On Mon, Jul 21, 2014 at 09:47:34PM +0900, Paul S. wrote:
On 7/21/2014 午後 09:31, Michael Conlen wrote:
On Jul 18, 2014, at 2:32 PM, Jay Ashworth <jra@baylink.com> wrote:
----- Original Message -----
From: "Owen DeLong" <owen@delong.com> But the part that will really bend your mind is when you realize that there is no such thing as "THE Internet".
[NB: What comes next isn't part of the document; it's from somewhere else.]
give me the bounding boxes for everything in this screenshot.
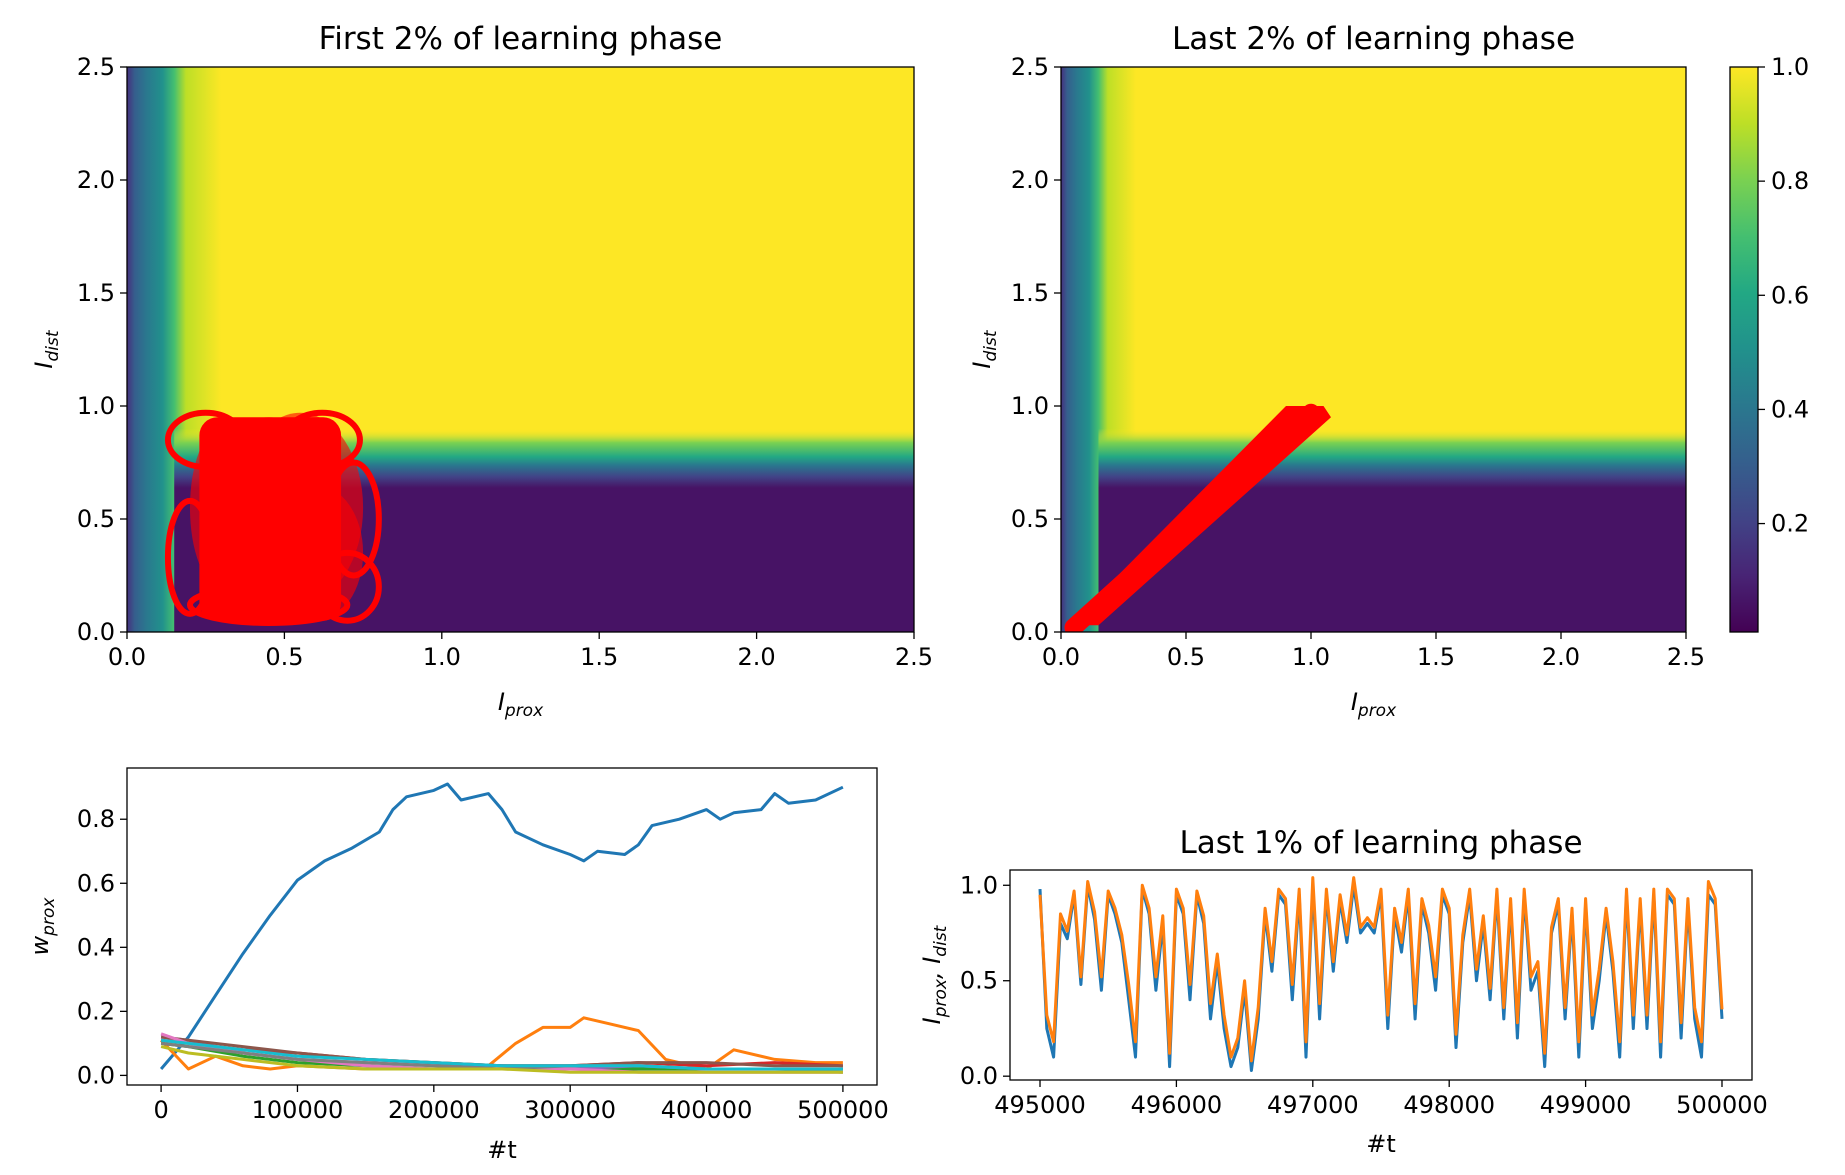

"The Internet as "the largest equivalence class in the reflexive, transitive, symmetric closure of the relationship 'can be reached by an IP packet from'"
-- Seth Breidbart.
I happen to like this idea but since we are getting picky and equivalence classes are a mathematical structure 'can be reached by an IP packet from’ is not an equivalence relation. I will use ~ as the relation and say that x ~ y if x can be reached by an IP packet from y
In particular symmetry does not hold. a ~ b implies that a can be reached by b but it does not hold that b ~ a; either because of NAT or firewall or an asymmetric routing fault. It’s also true that transitivity does not hold, a ~ b and b ~ c does not imply that a ~ c for similar reasons.
Therefore, the hypothesis that ‘can be reached by an IP packet from’ partitions the set of computers into equivalence classes fails.
Perhaps if A is the set of computers then “The Internet” is the largest subset of AxA, say B subset AxA, such for (a, b) in B the three relations hold and the relation partitions B into a single equivalence class.
That really doesn’t have the same ring to it though does it.
When exactly did we sign up for a discreet math course `-`
We probably shouldn't talk about it in public. - Matt "A discrete math course, on the other hand..."